Türkiyeye gelen Suriyelilerin sayısı 100.000 sınırına yaklaştı..
Bundan sonra yapılması gereken Suriye sınırında güvenli bölge oluşturmak.
Ve bu iş için fazla bir zaman da yok.
Aylardan Ekim.
Kasım ayında bölgede yağmurlar başlar..
Yağmur yağmadan, burada bir insanlık trajedisine maruz kalmadan, bu işin yapılması, barınakların hazırlanması gerekiyor.
Türkiye bu işi tek başına değil, İslam Konferansı ve Arap Birliği ile birlikte yapmalı.
Diğer ülkelerden insani amaçlı yardım ve destek vermek isteyenlere de kapı açılabilir.
Kampın yönetimi tamamen halk hareketinde olmalı..
Belki aynı güvenli bölgenin Ürdün sınırında da oluşturulması gerek ve burada oluşturulacak kamplardan, içeriye doğru, gıda ve insani yardım, sağlık desteğinin sağlanması gerek..
Kesinlikle bu bölgenin, aynı zamanda BMnin gözetiminde olması gerek..
Bu saldırının sorumluluğunu Suriye üslendi.
Bu önemli bir gelişme.
Anında cevap aldı ve orada bölge halkına karşı terör estiren Esed güçlerinin askeri kampı yerle bir edildi ve bölgede çatışmalar durdu.
Muhalefet bölgeye hakim oldu.
Şimdi Esed rejiminin bundan sonra atacağı adımı görmek gerek.
Muhtemelen Suriye yönetimi, kontrolündeki koridorları kullanarak Türkiye sınır boyuna askeri güç sevkedecek.
Bu da Esed güçlerinin Özgür Suriye Ordusu için kolay ve açık hedef olması anlamına geliyor..
Zaten artık çatışma Şam cıvarında sürüyor.

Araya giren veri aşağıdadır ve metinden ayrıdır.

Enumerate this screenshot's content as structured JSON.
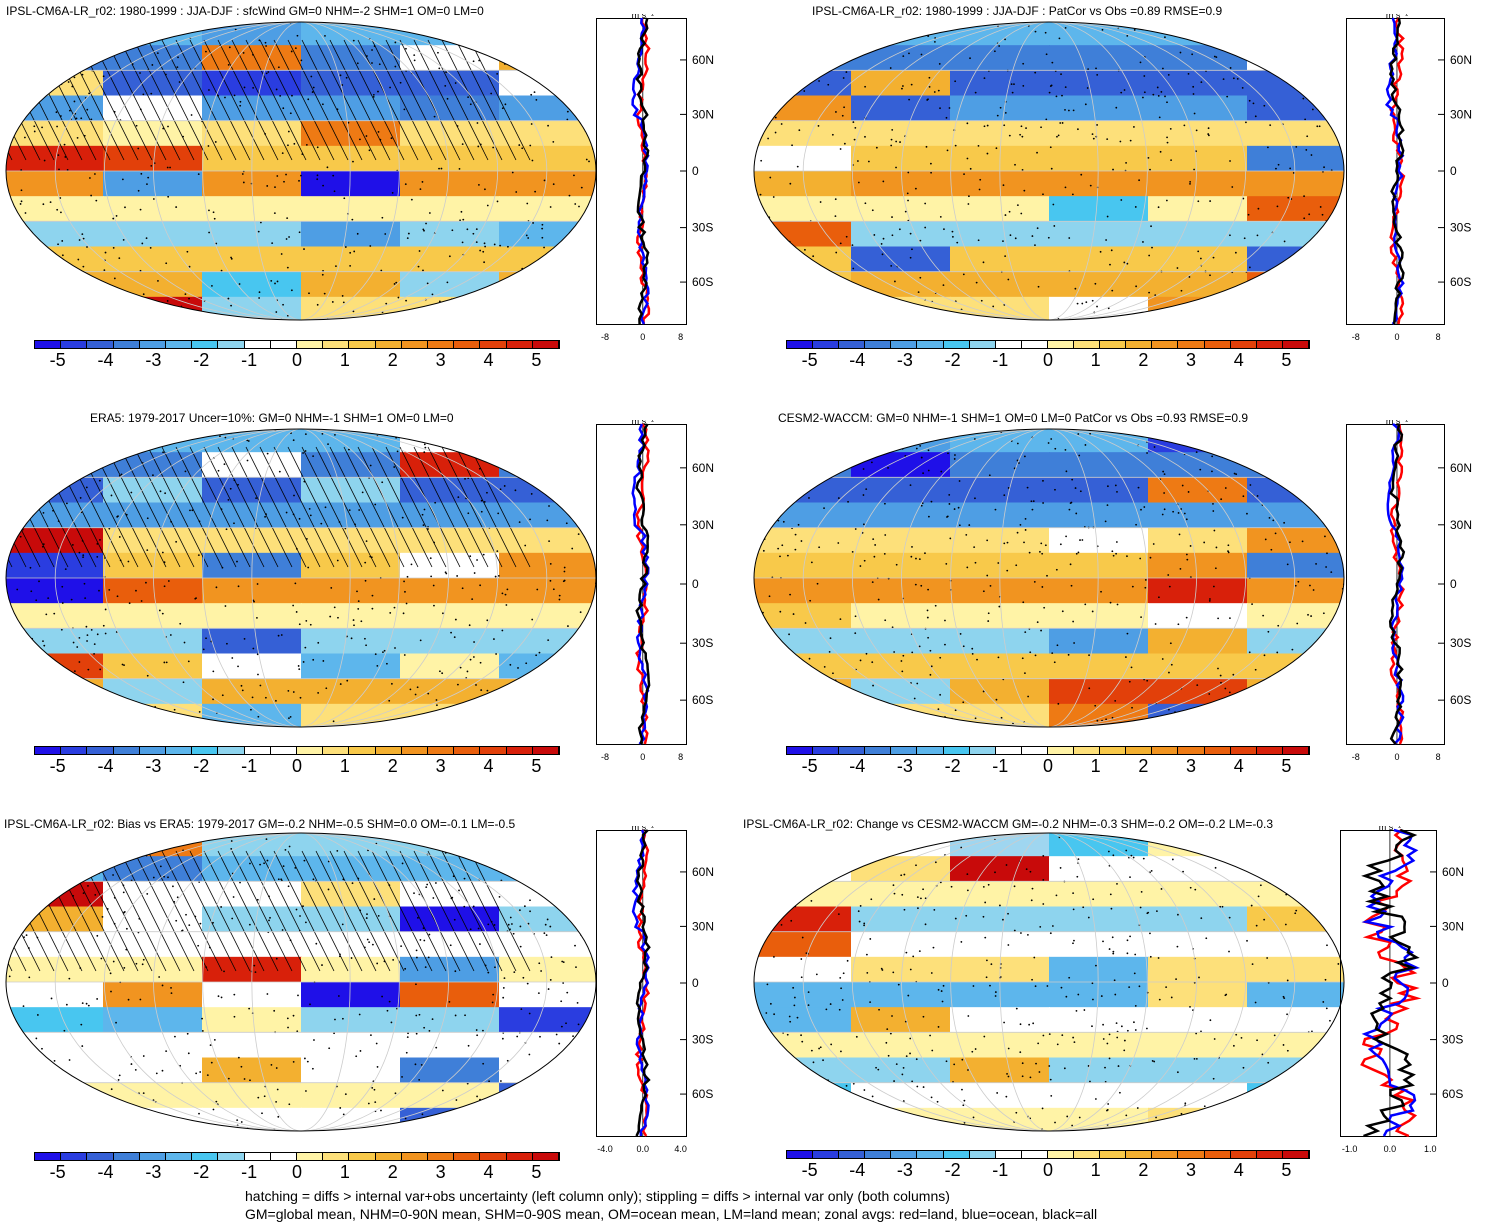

Halepi büyük ölçüde terkettiler.
Bundan sonrası için hem Türkiyenin, hem de Özgür Suriye Ordusunun bölgedeki teröre destek vermeyen Kürtlere, aynı şekilde Türk, Türkmen, Çerkezlere, daha doğrusu Esed rejiminde görev alan Kafkas kökenlilerin kazanılması ve korunması için dikkatli olmak gerek.
Yine Hıristiyanlar, bu kavganın dışında kalan sivil Nuseyriler ve Dürzi, Nuseyri bölgelerinin güvenliği konusunda da herkesin dikkatli olması gerek..
Dua ile savaş istenmez.
Savaş olmadan bulunacak bir çözüm elbette daha iyidir.
Ama eğer başka care yoksa, o zaman savaşmak, hak ve özgürlüklerin korunması için kaçınılmaz olur.
Sanırım gelinen nokta da burasıdır.
Şimdi gelişmeleri beklememiz gerek.
Kritik bir eşikteyiz.. Ekime hızlı girdik.
2012nin son çeyreği daha da heyecan verici gelişmelere tanık olabiliriz.
Dilerim gelecek günler, geçen günleri aratmaz.
Sonuçta duam o ki, inşallah hayrolur. Şimdi çokça dua zamandır..
Selam ve dua ile..
Türkçe karakter kullanılmayan ve büyük harflerle yazılmış yorumlar onaylanmamaktadır.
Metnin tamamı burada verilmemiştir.